Disabled, wheelchair stadium access worrying

Coryn Huddy.
Coryn Huddy.
Car-park access at the Forsyth Barr Stadium is being reviewed following a communication breakdown which reulted in some disabled and wheelchair-bound ticket holders denied entry during the All Blacks test on Saturday.

Among them was a wheelchair-bound All Blacks official, the Otago Daily Times was told.

United Taxis drivers were not allowed in the car park to drop off or pick up their disabled and wheelchair-bound passengers, despite an assurance they would be allowed to do so.

Owner Bill Overton and manager Donald Shore said drivers were forced to drop passengers on the road outside the stadium and in some cases pre-booked disabled passengers had to wait up to an hour to be picked up after the rugby game.

Mr Shore said affected United Taxis customers included an All Blacks official in a wheelchair.

"He got dropped off out on the road because we couldn't get him in, and he was upset about it," Mr Shore said.

He said it was dangerous for those in wheelchairs and with disabilities to jostle among traffic.

"We were having to unload people in wheelchairs on the main road with buses and cars flying past. It was an accident waiting to happen," he said.

Disabled passengers then had difficulty getting on to footpaths and into the stadium, he said.
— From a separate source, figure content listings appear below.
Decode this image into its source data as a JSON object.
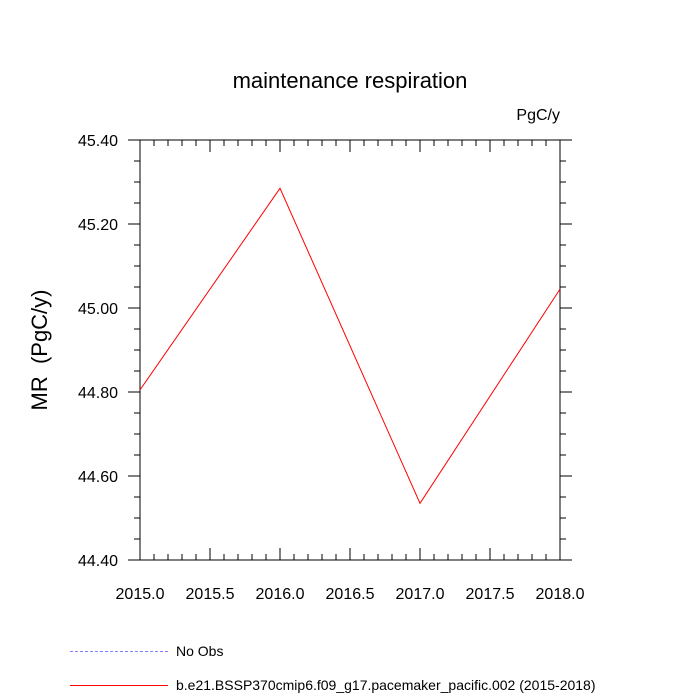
{
  "chart_data": {
    "type": "line",
    "title": "maintenance respiration",
    "units_label": "PgC/y",
    "ylabel": "MR  (PgC/y)",
    "xlabel": "",
    "xlim": [
      2015.0,
      2018.0
    ],
    "ylim": [
      44.4,
      45.4
    ],
    "xticks": [
      "2015.0",
      "2015.5",
      "2016.0",
      "2016.5",
      "2017.0",
      "2017.5",
      "2018.0"
    ],
    "xtick_values": [
      2015.0,
      2015.5,
      2016.0,
      2016.5,
      2017.0,
      2017.5,
      2018.0
    ],
    "yticks": [
      "44.40",
      "44.60",
      "44.80",
      "45.00",
      "45.20",
      "45.40"
    ],
    "ytick_values": [
      44.4,
      44.6,
      44.8,
      45.0,
      45.2,
      45.4
    ],
    "series": [
      {
        "name": "b.e21.BSSP370cmip6.f09_g17.pacemaker_pacific.002 (2015-2018)",
        "color": "#ff0000",
        "x": [
          2015,
          2016,
          2017,
          2018
        ],
        "values": [
          44.805,
          45.285,
          44.535,
          45.045
        ]
      }
    ],
    "legend": [
      {
        "label": "No Obs",
        "color": "#8080ff",
        "style": "dashed"
      },
      {
        "label": "b.e21.BSSP370cmip6.f09_g17.pacemaker_pacific.002 (2015-2018)",
        "color": "#ff0000",
        "style": "solid"
      }
    ]
  }
}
Mr Shore said he received an assurance from Dunedin Venues Management Ltd (DVML) stadium operations manager Coryn Huddy on Friday that United Taxis drivers would have access to the stadium car park for disabled and wheelchair-bound passengers.

DVML had a contract with rival firm Dunedin Taxis, but Mr Shore said the car-park access he sought was not about soliciting business.

"It's not about going down there and trying to score a job or getting work. We are quite happy to drop off and pick up passengers then drive back out and go away and leave Dunedin Taxis to it. It is about getting passengers to where they want to go safely and soundly," he said.

Mr Huddy said there was a "glitch" in communication. He was conducting a review of the weekend's operations.

He intended for United Taxis to be given car-park access for disabled and wheelchair-bound passengers, and would speak to the stadium's security provider.

"It's the first time we've had this issue to this extent. It was an unfortunate incident," he said.

DVML had a management plan which included provisions for people attending stadium events to do so safely, Mr Huddy said. Car-park access was provided to those with permits and drivers of marked disability vehicles.